Em dois dos seis inquéritos abertos nos últimos dois anos foi
deduzida acusação - ainda que nenhum tenha acabado com condenação - e os
outros quatro estão ainda em investigação. Fonte oficial da
Procuradoria-Geral da República, explica que o tratamento de dados no
DIAP do Porto não permite saber ao certo qual o número de inquéritos
contra adoptantes mas o procurador Rui Amorim, que até há dois anos
coordenou o Tribunal de Família e Menores do Porto também salienta que a
falta de vínculos é um dos maiores problemas.
prazos
"Para
evitar a ocorrência de adopções mal sucedidas, talvez fosse de repensar
o período mínimo de convivência entre adoptantes e adoptados para
avaliação da conveniência da constituição do vínculo", explica o
procurador, lembrando que "presentemente, o prazo mínimo que tem de ser
observado é de seis meses (sendo reduzido para três meses no caso da
adoptante de filho de cônjuge ou de companheiro), [o que pode] ser
insuficiente para aquilatar da conveniência da constituição do vínculo."
Na maioria dos casos, a sinalização é feita pelas escolas ou pelas
comissões de protecção de Jovens e Crianças, mas há casos em que são
denúncias como as de Maria que desencadeiam a investigação.
Más Experiências por Estudar
Rui Amorim diz que os casos que chegam ao Tribunal de Família e Menores
do Porto são importantes para que a Segurança Social possa seleccionar
melhor os candidatos no futuro, mas segundo o i apurou nem
sempre as conclusões do inquérito crime são usadas por entidades como a
Santa Casa da Misericórdia ou Segurança Social para perceber o que pode
correr melhor no futuro. Confrontada com esta situação, a procuradora
Teresa Alves diz ter já tentado passar informações sobre os inquéritos
que correm ou que já correram no DIAP de Lisboa para o Tribunal de
Família e Menores, mas garante não ter tido qualquer feedback sobre o
assunto.
Ainda assim, a procuradora explica que, na prática, o Tribunal de
Família e Menores também não tem influência sobre quem é seleccionado.
E, mesmo que tenha dúvidas sobre se um pai ou uma mãe é a melhor opção
para uma determinada criança, só se pronuncia quando o adoptado já está
naquela família há seis meses: "Raros são os casos em que o tribunal diz
que por algum motivo aquele não é o adoptante certo, porque já passou
muito tempo e a criança já está ambientada."

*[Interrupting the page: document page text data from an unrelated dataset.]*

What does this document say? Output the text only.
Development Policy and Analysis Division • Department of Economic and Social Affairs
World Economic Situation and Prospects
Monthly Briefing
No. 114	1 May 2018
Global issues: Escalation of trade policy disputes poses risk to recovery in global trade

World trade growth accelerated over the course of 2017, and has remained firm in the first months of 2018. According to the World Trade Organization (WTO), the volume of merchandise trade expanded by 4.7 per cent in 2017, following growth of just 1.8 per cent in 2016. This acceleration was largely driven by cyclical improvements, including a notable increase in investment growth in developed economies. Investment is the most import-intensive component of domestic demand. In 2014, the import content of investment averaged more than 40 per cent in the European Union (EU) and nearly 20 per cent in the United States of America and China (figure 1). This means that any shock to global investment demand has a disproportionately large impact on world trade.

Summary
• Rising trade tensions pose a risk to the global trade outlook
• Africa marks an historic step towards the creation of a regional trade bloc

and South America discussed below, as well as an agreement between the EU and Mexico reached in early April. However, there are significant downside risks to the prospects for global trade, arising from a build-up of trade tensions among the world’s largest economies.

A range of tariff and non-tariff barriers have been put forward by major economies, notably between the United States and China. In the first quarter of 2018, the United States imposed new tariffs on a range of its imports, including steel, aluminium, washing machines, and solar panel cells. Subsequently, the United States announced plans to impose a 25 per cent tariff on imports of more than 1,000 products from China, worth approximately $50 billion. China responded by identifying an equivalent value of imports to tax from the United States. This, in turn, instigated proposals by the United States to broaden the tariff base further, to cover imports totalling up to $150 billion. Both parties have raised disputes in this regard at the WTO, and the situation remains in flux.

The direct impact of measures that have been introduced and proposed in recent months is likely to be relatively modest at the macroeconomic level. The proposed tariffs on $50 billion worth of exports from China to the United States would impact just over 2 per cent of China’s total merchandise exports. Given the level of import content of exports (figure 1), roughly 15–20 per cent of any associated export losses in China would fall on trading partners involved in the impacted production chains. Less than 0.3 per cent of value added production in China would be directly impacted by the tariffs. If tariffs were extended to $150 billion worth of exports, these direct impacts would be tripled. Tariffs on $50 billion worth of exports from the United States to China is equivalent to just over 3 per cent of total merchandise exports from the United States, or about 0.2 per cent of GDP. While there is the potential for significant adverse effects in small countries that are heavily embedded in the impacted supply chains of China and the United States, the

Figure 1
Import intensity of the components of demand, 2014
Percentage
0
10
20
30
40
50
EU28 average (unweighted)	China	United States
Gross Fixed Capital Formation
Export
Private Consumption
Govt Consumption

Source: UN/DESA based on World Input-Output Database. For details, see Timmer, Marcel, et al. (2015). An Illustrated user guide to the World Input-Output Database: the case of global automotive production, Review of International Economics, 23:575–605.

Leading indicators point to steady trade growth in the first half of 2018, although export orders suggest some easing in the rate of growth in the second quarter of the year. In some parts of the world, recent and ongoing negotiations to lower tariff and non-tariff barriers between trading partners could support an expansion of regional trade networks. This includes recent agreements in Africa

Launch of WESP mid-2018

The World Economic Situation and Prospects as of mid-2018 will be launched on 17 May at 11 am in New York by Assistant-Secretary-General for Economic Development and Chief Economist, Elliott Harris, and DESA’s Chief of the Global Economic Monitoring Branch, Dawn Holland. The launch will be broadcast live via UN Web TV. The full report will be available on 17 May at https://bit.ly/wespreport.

Defende por isso que "o tribunal deveria ter controlo sobre os
candidatos escolhidos para cada criança". O processo ficaria mais lento e
burocrático, mas essa demora poderia ser benéfica: "Seis meses pode ser
muito pouco tempo para criar vínculos, aquelas crianças têm uma
história e quando são adoptadas essas memórias não se apagam por magia."

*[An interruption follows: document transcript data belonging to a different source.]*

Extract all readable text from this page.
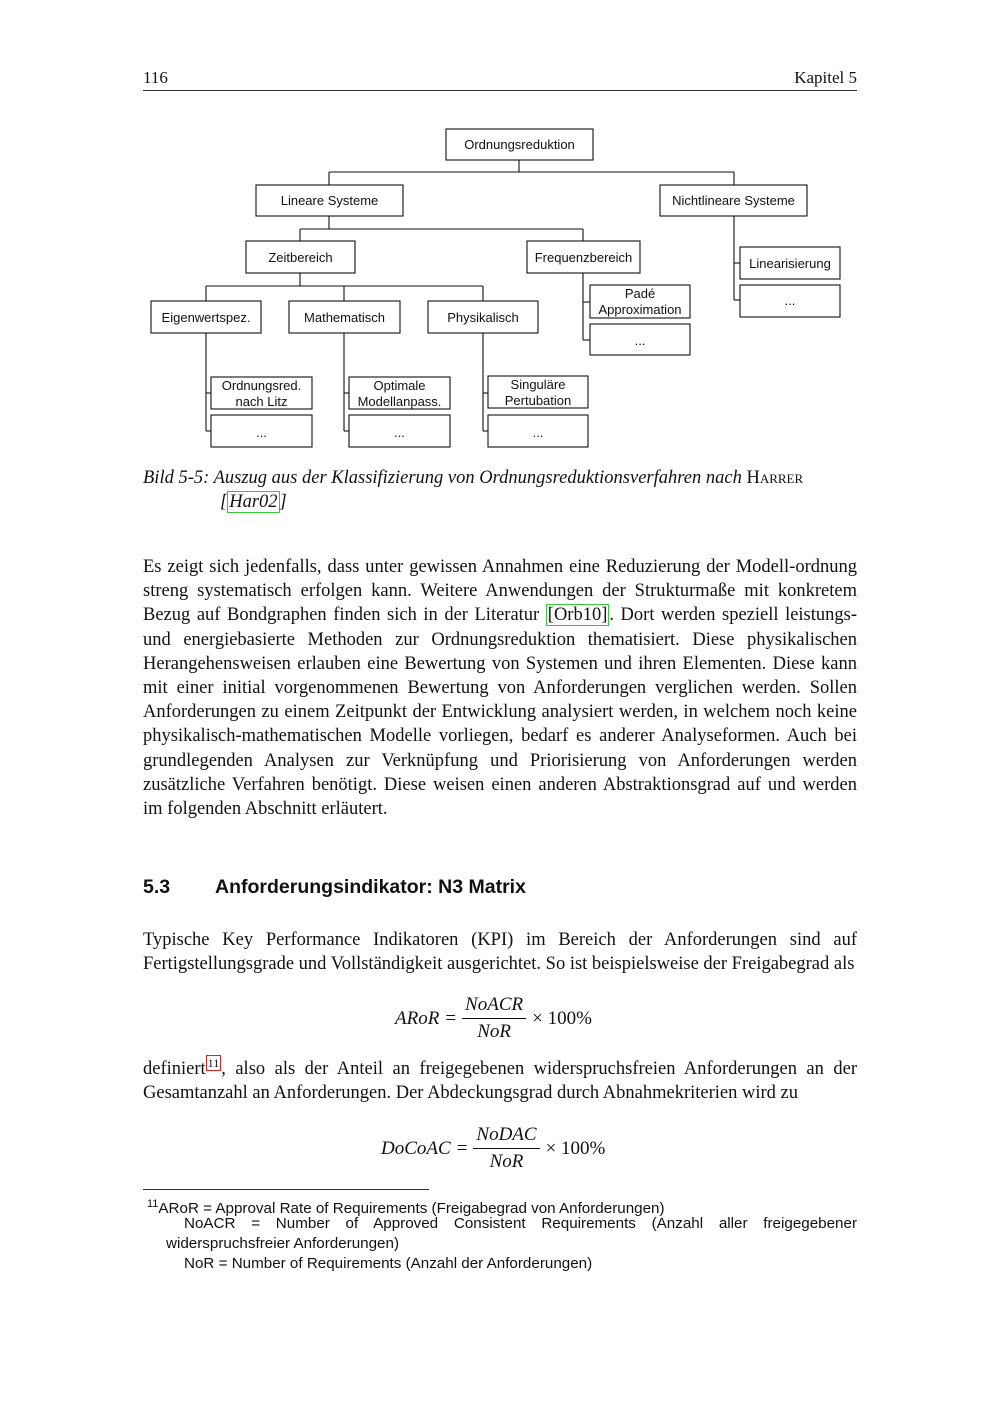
116	Kapitel 5
Ordnungsreduktion
Lineare Systeme	Nichtlineare Systeme
Zeitbereich	Frequenzbereich	Linearisierung
...
Padé
Approximation
...
Eigenwertspez.	Mathematisch	Physikalisch
Ordnungsred.
nach Litz
...
Optimale
Modellanpass.
...
Singuläre
Pertubation
...
Bild 5-5: Auszug aus der Klassifizierung von Ordnungsreduktionsverfahren nach Harrer
[ Har02 ]

Es zeigt sich jedenfalls, dass unter gewissen Annahmen eine Reduzierung der Modell-ordnung streng systematisch erfolgen kann. Weitere Anwendungen der Strukturmaße mit konkretem Bezug auf Bondgraphen finden sich in der Literatur [Orb10] . Dort werden speziell leistungs- und energiebasierte Methoden zur Ordnungsreduktion thematisiert. Diese physikalischen Herangehensweisen erlauben eine Bewertung von Systemen und ihren Elementen. Diese kann mit einer initial vorgenommenen Bewertung von Anforderungen verglichen werden. Sollen Anforderungen zu einem Zeitpunkt der Entwicklung analysiert werden, in welchem noch keine physikalisch-mathematischen Modelle vorliegen, bedarf es anderer Analyseformen. Auch bei grundlegenden Analysen zur Verknüpfung und Priorisierung von Anforderungen werden zusätzliche Verfahren benötigt. Diese weisen einen anderen Abstraktionsgrad auf und werden im folgenden Abschnitt erläutert.

5.3 Anforderungsindikator: N3 Matrix

Typische Key Performance Indikatoren (KPI) im Bereich der Anforderungen sind auf Fertigstellungsgrade und Vollständigkeit ausgerichtet. So ist beispielsweise der Freigabegrad als

ARoR = $\frac{\text{NoACR}}{\text{NoR}} \times 100\%$

definiert $^{11}$ , also als der Anteil an freigegebenen widerspruchsfreien Anforderungen an der Gesamtanzahl an Anforderungen. Der Abdeckungsgrad durch Abnahmekriterien wird zu

DoCoAC = $\frac{\text{NoDAC}}{\text{NoR}} \times 100\%$
$^{11}$ARoR = Approval Rate of Requirements (Freigabegrad von Anforderungen)
NoACR = Number of Approved Consistent Requirements (Anzahl aller freigegebener widerspruchsfreier Anforderungen)
NoR = Number of Requirements (Anzahl der Anforderungen)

Sobre as situações que nem sequer chegam ao DIAP de Lisboa, a
procuradora explica que ainda não há muita sensibilidade para a
violência psicológica e que muitos casos - que até poderiam no limite
enquadrar-se em crimes - podem não ter passado do Tribunal de Família e
Menores, tramitando apenas como abandono afectivo.
* Não é preciso ser adoptada para, muitas vezes, a criança ser tratada como bombo, basta ter pais selvagens, adoptivos ou biológicos.